Many fear the official numbers don't present the true picture of cases in the country as the NCDC says that just over 22,000 samples have been tested, which is less than 1% of the estimated 200 million population.
"The pandemic is a really difficult time for any government and anybody anywhere," Allison who works as a site Medical Officer at International SOS, said.

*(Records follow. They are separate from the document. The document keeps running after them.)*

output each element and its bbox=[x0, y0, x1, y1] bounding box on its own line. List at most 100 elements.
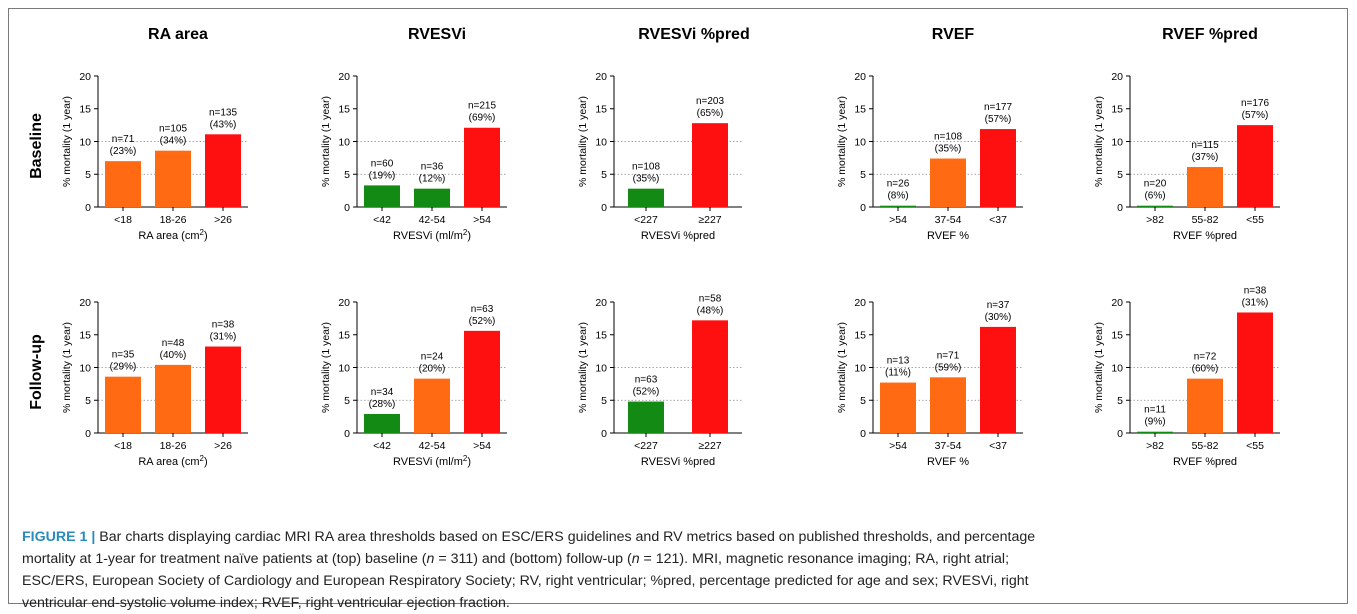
y-tick-label: 20 bbox=[595, 297, 607, 309]
caption-line-3: ESC/ERS, European Society of Cardiology … bbox=[22, 573, 1029, 589]
x-tick-label: >82 bbox=[1146, 440, 1164, 452]
y-axis-label: % mortality (1 year) bbox=[577, 96, 589, 187]
data-label-n: n=58 bbox=[699, 293, 722, 304]
bar-18 bbox=[105, 376, 141, 433]
y-tick-label: 15 bbox=[338, 104, 350, 116]
data-label-n: n=35 bbox=[112, 350, 135, 361]
bar-54 bbox=[464, 330, 500, 433]
bar-42 bbox=[364, 185, 400, 207]
data-label-n: n=108 bbox=[934, 132, 963, 143]
data-label-pct: (43%) bbox=[210, 119, 237, 130]
data-label-n: n=135 bbox=[209, 107, 238, 118]
bar-54 bbox=[464, 127, 500, 207]
y-tick-label: 5 bbox=[344, 395, 350, 407]
data-label-pct: (23%) bbox=[110, 146, 137, 157]
y-axis-label: % mortality (1 year) bbox=[577, 322, 589, 413]
y-tick-label: 0 bbox=[860, 202, 866, 214]
data-label-n: n=38 bbox=[212, 320, 235, 331]
data-label-n: n=176 bbox=[1241, 98, 1270, 109]
data-label-pct: (57%) bbox=[985, 114, 1012, 125]
data-label-pct: (6%) bbox=[1144, 191, 1165, 202]
chart-svg: 0 5 10 15 20 % mortality (1 year) <18 n=35(29%)… bbox=[61, 297, 248, 468]
y-tick-label: 5 bbox=[85, 169, 91, 181]
bar-227 bbox=[692, 320, 728, 433]
data-label-n: n=71 bbox=[112, 134, 135, 145]
data-label-n: n=177 bbox=[984, 102, 1013, 113]
data-label-pct: (20%) bbox=[419, 364, 446, 375]
data-label-pct: (19%) bbox=[369, 170, 396, 181]
x-tick-label: <55 bbox=[1246, 214, 1264, 226]
data-label-n: n=71 bbox=[937, 350, 960, 361]
x-axis-label: RVESVi (ml/m2) bbox=[393, 228, 471, 242]
data-label-pct: (30%) bbox=[985, 312, 1012, 323]
column-title-rvef-pred: RVEF %pred bbox=[1162, 26, 1258, 43]
data-label-pct: (65%) bbox=[697, 108, 724, 119]
x-tick-label: 55-82 bbox=[1192, 440, 1219, 452]
bar-227 bbox=[692, 123, 728, 207]
x-tick-label: >26 bbox=[214, 214, 232, 226]
x-axis-label: RVESVi (ml/m2) bbox=[393, 454, 471, 468]
x-tick-label: 42-54 bbox=[419, 214, 446, 226]
bar-18-26 bbox=[155, 364, 191, 433]
chart-svg: 0 5 10 15 20 % mortality (1 year) <18 n=71(23%)… bbox=[61, 71, 248, 242]
data-label-n: n=37 bbox=[987, 300, 1010, 311]
chart-svg: 0 5 10 15 20 % mortality (1 year) <42 n=60(19%)… bbox=[320, 71, 507, 242]
y-tick-label: 5 bbox=[85, 395, 91, 407]
bar-55 bbox=[1237, 125, 1273, 207]
y-tick-label: 10 bbox=[595, 136, 607, 148]
data-label-n: n=26 bbox=[887, 179, 910, 190]
y-tick-label: 5 bbox=[601, 395, 607, 407]
x-tick-label: >54 bbox=[889, 214, 907, 226]
y-axis-label: % mortality (1 year) bbox=[320, 96, 332, 187]
bar-18-26 bbox=[155, 150, 191, 207]
y-axis-label: % mortality (1 year) bbox=[320, 322, 332, 413]
data-label-n: n=108 bbox=[632, 162, 661, 173]
caption-n-1: n bbox=[426, 551, 435, 567]
caption-line-2: mortality at 1-year for treatment naïve … bbox=[22, 548, 1338, 570]
y-tick-label: 20 bbox=[338, 297, 350, 309]
bar-26 bbox=[205, 134, 241, 207]
x-axis-label: RVEF %pred bbox=[1173, 456, 1237, 468]
y-tick-label: 20 bbox=[79, 297, 91, 309]
bar-37 bbox=[980, 129, 1016, 207]
data-label-pct: (59%) bbox=[935, 362, 962, 373]
bar-26 bbox=[205, 346, 241, 433]
y-tick-label: 15 bbox=[854, 104, 866, 116]
y-tick-label: 5 bbox=[601, 169, 607, 181]
bar-54 bbox=[880, 382, 916, 433]
y-tick-label: 15 bbox=[595, 104, 607, 116]
y-tick-label: 0 bbox=[85, 202, 91, 214]
data-label-n: n=72 bbox=[1194, 352, 1217, 363]
chart-baseline-rvesvi: 0 5 10 15 20 % mortality (1 year) <42 n=60 (19%)… bbox=[302, 66, 542, 266]
x-tick-label: >54 bbox=[473, 440, 491, 452]
x-tick-label: >54 bbox=[473, 214, 491, 226]
y-axis-label: % mortality (1 year) bbox=[836, 322, 848, 413]
x-tick-label: >26 bbox=[214, 440, 232, 452]
y-tick-label: 0 bbox=[85, 428, 91, 440]
chart-baseline-ra-area: 0 5 10 15 20 % mortality (1 year) <18 n=71 (23%)… bbox=[43, 66, 283, 266]
figure-caption: FIGURE 1 | Bar charts displaying cardiac… bbox=[22, 526, 1338, 614]
x-tick-label: <55 bbox=[1246, 440, 1264, 452]
chart-svg: 0 5 10 15 20 % mortality (1 year) >82 n=11(9%) 5… bbox=[1093, 285, 1280, 468]
data-label-n: n=63 bbox=[635, 375, 658, 386]
figure-frame bbox=[8, 8, 1348, 604]
y-tick-label: 20 bbox=[79, 71, 91, 83]
column-title-ra-area: RA area bbox=[148, 26, 208, 43]
y-axis-label: % mortality (1 year) bbox=[61, 96, 73, 187]
bar-37-54 bbox=[930, 377, 966, 433]
data-label-pct: (48%) bbox=[697, 305, 724, 316]
x-tick-label: <18 bbox=[114, 214, 132, 226]
data-label-n: n=63 bbox=[471, 304, 494, 315]
data-label-pct: (8%) bbox=[887, 191, 908, 202]
bar-227 bbox=[628, 401, 664, 433]
x-axis-label: RVESVi %pred bbox=[641, 230, 715, 242]
data-label-pct: (37%) bbox=[1192, 152, 1219, 163]
data-label-pct: (57%) bbox=[1242, 110, 1269, 121]
y-tick-label: 0 bbox=[601, 202, 607, 214]
chart-svg: 0 5 10 15 20 % mortality (1 year) >54 n=26(8%) 3… bbox=[836, 71, 1023, 242]
caption-n-2: n bbox=[631, 551, 640, 567]
data-label-pct: (52%) bbox=[469, 316, 496, 327]
data-label-pct: (60%) bbox=[1192, 364, 1219, 375]
y-tick-label: 20 bbox=[1111, 71, 1123, 83]
caption-line-1: FIGURE 1 | Bar charts displaying cardiac… bbox=[22, 526, 1338, 548]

"Everybody is trying to do the best that they can and as much as they can to handle things. ... We are not only dealing with the pandemic but also the poverty crisis, and getting information across to people is somewhat of a problem," she said, highlighting the challenges the country faces in the pandemic.
Nigerian President Muhammadu Buhari ordered a lockdown in key states in March, including Ogun state where she works, but five weeks later, that lockdown has now been eased to get Nigeria's economy going again.
"I think that as the lockdown is being eased, we the people need to play a role in stopping the spread by wearing our face masks, washing our hands with the right technique under running water with soap, respiratory etiquette covering your cough, sneezing and social distancing," she said.
Allison has drawn comparisons to another Nigerian female doctor, Stella Adadevoh, who detected Nigeria's first case of Ebola in July 2014 and consequently saved Africa's most populous nation from a mass outbreak of Ebola.
Adadevoh suspected Liberian national Patrick Sawyer had Ebola when he arrived at her hospital in Lagos, and successfully kept him there despite resistance from him and pressure from government officials to release him from the hospital.
Adadevoh succumbed to the Ebola virus while in quarantine and died August 19, 2014.
"It makes me feel humbled and honored. I am thankful to her for what she did," said Allison when asked about the comparisons to Adadevoh.
"It's been overwhelming and it makes me happy when my fellow human beings appreciate me. I feel loved," she said.